Während des Krieges wurde die Ausstattung mit Flugzeugen mehrfach geändert. Genau wie die artilleristische Bewaffnung des Schiffes, das am Ende nie fertiggestellt; sogar wieder ausgeschlachtet wurde.
Am 21. April 1943 wurde der zu über 90 % fertiggestellte Flugzeugträger nach Stettin geschleppt und in einem Seitenarm der Oder festgemacht. An ihrem neuen Liegeplatz diente die Graf Zeppelin als Ersatzteillieferant für andere Schiffe der Kriegsmarine und als schwimmendes Depot.

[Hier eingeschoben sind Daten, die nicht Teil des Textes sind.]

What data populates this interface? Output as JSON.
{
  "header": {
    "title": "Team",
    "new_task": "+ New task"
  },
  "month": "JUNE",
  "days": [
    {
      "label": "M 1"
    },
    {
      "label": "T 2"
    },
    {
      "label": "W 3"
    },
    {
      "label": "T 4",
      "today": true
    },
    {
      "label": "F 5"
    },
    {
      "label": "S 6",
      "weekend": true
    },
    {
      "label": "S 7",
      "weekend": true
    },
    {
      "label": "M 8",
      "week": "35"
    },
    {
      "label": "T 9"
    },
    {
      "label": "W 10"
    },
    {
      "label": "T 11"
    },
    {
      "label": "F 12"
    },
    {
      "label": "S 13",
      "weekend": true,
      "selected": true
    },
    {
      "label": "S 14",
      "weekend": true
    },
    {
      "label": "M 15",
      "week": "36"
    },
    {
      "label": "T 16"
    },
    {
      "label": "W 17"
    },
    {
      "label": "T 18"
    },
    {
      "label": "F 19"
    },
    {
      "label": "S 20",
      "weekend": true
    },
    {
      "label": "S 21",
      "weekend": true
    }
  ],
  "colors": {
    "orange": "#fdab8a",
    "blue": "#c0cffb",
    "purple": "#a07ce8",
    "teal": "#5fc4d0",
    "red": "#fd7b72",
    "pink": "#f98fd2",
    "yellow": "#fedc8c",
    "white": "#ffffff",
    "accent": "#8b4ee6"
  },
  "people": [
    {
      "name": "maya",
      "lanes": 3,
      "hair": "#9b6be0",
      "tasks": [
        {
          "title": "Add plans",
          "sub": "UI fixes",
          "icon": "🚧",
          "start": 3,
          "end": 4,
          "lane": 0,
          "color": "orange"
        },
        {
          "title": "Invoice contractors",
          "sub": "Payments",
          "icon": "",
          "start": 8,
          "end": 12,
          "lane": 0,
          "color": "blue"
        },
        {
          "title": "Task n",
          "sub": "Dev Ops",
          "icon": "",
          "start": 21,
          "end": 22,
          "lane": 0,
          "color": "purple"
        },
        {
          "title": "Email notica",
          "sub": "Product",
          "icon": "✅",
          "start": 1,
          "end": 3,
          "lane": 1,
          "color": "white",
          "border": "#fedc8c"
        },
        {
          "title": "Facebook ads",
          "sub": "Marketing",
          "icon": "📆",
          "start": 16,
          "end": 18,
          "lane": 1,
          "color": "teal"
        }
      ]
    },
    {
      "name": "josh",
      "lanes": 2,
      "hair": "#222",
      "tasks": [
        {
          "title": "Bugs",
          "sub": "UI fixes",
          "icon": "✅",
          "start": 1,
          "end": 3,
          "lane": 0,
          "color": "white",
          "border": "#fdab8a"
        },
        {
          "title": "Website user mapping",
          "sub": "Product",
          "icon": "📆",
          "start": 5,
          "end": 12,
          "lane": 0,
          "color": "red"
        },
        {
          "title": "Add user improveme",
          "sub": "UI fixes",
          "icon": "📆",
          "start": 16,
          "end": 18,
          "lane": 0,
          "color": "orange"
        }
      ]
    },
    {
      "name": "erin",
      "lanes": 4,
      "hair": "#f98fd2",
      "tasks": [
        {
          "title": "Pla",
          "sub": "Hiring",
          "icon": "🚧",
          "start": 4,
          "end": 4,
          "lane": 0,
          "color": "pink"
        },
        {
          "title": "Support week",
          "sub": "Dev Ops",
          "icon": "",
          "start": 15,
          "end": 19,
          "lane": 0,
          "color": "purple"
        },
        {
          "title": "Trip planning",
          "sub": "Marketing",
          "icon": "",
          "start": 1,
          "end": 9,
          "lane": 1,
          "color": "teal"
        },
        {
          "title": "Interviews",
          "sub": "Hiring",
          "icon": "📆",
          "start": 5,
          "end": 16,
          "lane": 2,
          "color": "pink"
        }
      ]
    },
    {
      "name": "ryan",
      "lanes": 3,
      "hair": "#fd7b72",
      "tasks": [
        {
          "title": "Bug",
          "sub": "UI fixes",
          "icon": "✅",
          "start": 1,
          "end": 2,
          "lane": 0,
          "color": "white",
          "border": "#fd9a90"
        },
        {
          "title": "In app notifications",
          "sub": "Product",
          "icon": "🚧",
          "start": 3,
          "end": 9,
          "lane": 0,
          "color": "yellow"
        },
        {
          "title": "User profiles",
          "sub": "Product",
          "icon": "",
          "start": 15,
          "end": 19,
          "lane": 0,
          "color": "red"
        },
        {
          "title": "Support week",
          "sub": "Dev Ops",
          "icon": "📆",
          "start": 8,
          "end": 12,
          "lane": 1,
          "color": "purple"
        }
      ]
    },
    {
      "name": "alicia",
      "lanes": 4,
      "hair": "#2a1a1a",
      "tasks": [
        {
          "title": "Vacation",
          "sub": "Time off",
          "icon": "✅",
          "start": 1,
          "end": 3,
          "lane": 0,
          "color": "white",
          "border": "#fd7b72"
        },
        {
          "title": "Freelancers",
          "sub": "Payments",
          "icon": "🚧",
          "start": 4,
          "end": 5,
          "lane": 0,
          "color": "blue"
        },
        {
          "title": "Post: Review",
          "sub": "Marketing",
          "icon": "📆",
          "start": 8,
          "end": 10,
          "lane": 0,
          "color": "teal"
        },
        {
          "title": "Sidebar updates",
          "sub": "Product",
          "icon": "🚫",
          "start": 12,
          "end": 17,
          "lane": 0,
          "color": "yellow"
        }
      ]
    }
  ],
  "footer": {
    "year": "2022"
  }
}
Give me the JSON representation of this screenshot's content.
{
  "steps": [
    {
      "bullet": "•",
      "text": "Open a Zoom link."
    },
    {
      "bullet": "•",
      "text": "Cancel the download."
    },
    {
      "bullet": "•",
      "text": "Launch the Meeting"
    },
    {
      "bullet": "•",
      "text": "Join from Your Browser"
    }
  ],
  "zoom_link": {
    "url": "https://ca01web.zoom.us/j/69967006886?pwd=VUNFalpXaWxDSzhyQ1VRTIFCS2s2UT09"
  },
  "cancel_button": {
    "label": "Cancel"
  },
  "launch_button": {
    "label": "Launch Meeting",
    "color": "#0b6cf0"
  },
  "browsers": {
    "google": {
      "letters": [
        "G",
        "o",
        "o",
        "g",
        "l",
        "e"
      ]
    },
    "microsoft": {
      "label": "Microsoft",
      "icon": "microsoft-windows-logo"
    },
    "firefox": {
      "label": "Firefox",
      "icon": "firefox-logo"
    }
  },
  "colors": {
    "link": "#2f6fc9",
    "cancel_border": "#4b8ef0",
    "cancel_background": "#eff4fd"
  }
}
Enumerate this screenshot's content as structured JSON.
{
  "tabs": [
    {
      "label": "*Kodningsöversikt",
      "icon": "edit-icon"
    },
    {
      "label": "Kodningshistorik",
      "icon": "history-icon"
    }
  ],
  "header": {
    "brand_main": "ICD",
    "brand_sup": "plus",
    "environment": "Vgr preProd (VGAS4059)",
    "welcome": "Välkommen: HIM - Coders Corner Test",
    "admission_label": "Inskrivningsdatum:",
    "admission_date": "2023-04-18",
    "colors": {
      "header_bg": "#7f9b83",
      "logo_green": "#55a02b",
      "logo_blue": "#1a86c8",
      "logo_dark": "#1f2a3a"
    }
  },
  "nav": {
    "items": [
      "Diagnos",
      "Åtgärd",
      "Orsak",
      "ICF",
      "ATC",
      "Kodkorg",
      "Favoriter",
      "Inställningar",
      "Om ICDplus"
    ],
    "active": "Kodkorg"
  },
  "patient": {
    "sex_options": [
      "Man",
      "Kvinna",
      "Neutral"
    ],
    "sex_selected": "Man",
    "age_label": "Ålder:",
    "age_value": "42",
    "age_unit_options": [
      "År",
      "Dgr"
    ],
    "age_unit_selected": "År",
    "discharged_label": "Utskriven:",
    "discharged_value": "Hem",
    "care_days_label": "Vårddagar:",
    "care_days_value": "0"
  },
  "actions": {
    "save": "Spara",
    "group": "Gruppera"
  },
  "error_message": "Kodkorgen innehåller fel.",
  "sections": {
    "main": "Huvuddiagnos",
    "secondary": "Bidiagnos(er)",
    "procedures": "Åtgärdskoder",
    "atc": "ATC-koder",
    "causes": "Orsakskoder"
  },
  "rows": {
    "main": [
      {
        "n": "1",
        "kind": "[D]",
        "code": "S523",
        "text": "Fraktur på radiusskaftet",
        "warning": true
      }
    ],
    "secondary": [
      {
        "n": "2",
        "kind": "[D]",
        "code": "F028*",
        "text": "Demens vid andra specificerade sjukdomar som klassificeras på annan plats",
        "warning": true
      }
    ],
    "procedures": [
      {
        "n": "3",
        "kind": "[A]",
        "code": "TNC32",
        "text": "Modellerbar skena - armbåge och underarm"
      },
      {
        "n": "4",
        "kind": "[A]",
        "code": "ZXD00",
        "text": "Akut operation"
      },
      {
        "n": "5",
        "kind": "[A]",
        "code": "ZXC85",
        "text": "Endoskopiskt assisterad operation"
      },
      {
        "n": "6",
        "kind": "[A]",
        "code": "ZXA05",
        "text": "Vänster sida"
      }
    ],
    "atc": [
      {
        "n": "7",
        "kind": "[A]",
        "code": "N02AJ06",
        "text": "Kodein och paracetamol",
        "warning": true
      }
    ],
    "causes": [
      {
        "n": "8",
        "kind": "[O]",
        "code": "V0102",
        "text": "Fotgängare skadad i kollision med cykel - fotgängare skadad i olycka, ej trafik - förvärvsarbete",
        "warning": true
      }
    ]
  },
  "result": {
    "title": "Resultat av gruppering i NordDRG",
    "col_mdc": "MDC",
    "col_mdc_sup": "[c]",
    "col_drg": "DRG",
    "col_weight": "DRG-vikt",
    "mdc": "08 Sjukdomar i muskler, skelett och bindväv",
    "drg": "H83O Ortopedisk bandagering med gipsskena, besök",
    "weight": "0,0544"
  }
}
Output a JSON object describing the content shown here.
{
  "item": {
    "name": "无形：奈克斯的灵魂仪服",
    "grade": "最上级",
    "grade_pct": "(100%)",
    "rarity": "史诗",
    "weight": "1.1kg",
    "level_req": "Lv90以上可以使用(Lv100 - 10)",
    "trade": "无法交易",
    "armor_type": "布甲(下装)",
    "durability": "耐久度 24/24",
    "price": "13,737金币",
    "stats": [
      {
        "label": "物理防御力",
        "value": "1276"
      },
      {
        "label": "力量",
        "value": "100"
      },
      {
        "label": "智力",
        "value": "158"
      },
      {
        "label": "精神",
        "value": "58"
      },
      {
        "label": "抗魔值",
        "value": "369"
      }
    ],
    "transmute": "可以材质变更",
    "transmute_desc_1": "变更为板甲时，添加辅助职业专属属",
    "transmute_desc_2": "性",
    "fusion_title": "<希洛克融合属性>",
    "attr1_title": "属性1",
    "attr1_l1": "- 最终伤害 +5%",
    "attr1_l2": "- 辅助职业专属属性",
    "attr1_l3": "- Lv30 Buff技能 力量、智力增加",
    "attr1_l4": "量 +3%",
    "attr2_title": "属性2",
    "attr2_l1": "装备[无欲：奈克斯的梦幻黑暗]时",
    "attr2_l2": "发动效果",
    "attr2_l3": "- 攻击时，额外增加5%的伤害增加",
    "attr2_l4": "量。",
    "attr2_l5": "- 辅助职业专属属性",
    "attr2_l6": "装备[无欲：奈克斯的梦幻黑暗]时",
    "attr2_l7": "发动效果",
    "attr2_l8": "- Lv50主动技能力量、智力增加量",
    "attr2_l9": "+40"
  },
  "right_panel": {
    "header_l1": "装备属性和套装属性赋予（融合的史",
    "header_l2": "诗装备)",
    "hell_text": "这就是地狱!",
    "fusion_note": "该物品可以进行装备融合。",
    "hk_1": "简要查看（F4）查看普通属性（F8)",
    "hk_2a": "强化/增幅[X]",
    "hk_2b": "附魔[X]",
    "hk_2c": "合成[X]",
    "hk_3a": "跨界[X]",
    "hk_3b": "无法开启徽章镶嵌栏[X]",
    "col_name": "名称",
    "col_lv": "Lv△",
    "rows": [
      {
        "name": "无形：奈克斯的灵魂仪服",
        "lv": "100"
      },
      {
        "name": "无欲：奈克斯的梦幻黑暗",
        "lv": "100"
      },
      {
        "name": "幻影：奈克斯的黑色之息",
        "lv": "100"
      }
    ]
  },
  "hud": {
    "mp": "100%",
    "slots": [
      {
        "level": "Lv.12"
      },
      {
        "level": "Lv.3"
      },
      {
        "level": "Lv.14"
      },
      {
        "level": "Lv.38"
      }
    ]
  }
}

Am 25. April 1945, im Angersicht der vorrückenden russischen Armee, setzte ein Sprengkommando das Schiff auf Grund und zerstörte seine ohnehin nicht mehr intakte Antriebsanlage, um den Träger als Beute für die vordringenden sowjetischen Truppen unbrauchbar zu machen.
Im März 1947 wurde das Schiff von der Roten Armee gehoben und diente als Wohnschiff für eine Spezialabteilung, die mit der Auswertung der Konstruktionsunterlagen der Graf Zeppelin und anderer Beuteschiffe betraut war. Es sei darauf hingewiesen, dass USAAF und RAF gegen Ende des Krieges gezielt die noch vorhandenen deutschen schweren Einheiten versenkten, um sie als Beute für die UdSSR unbrauchbar zu machen!
Am 18. Juni 1947 wurde während der Kampfmittelversuche an der Graf Zeppelin kurz vor einem Sturm die Vertäuung gelöst, um einem Reißen der Leinen und einem Stranden des Schiffes zuvorzukommen. Das Schiff wurde anschließend mit zwei Torpedos 30 Seemeilen nördlich vor Großendorf vor der Danziger Bucht versenkt, wo es auf der Position ♁55° 16′ 59,8″ N, 18° 25′ 33,1″ O bis heute in 80 Metern Tiefe
liegt.
Der zweite Träger wurde unvollendet abgebrochen und die anderen Träger storniert. Lediglich die Graf Zeppelin wurde soweit fast fertiggestellt.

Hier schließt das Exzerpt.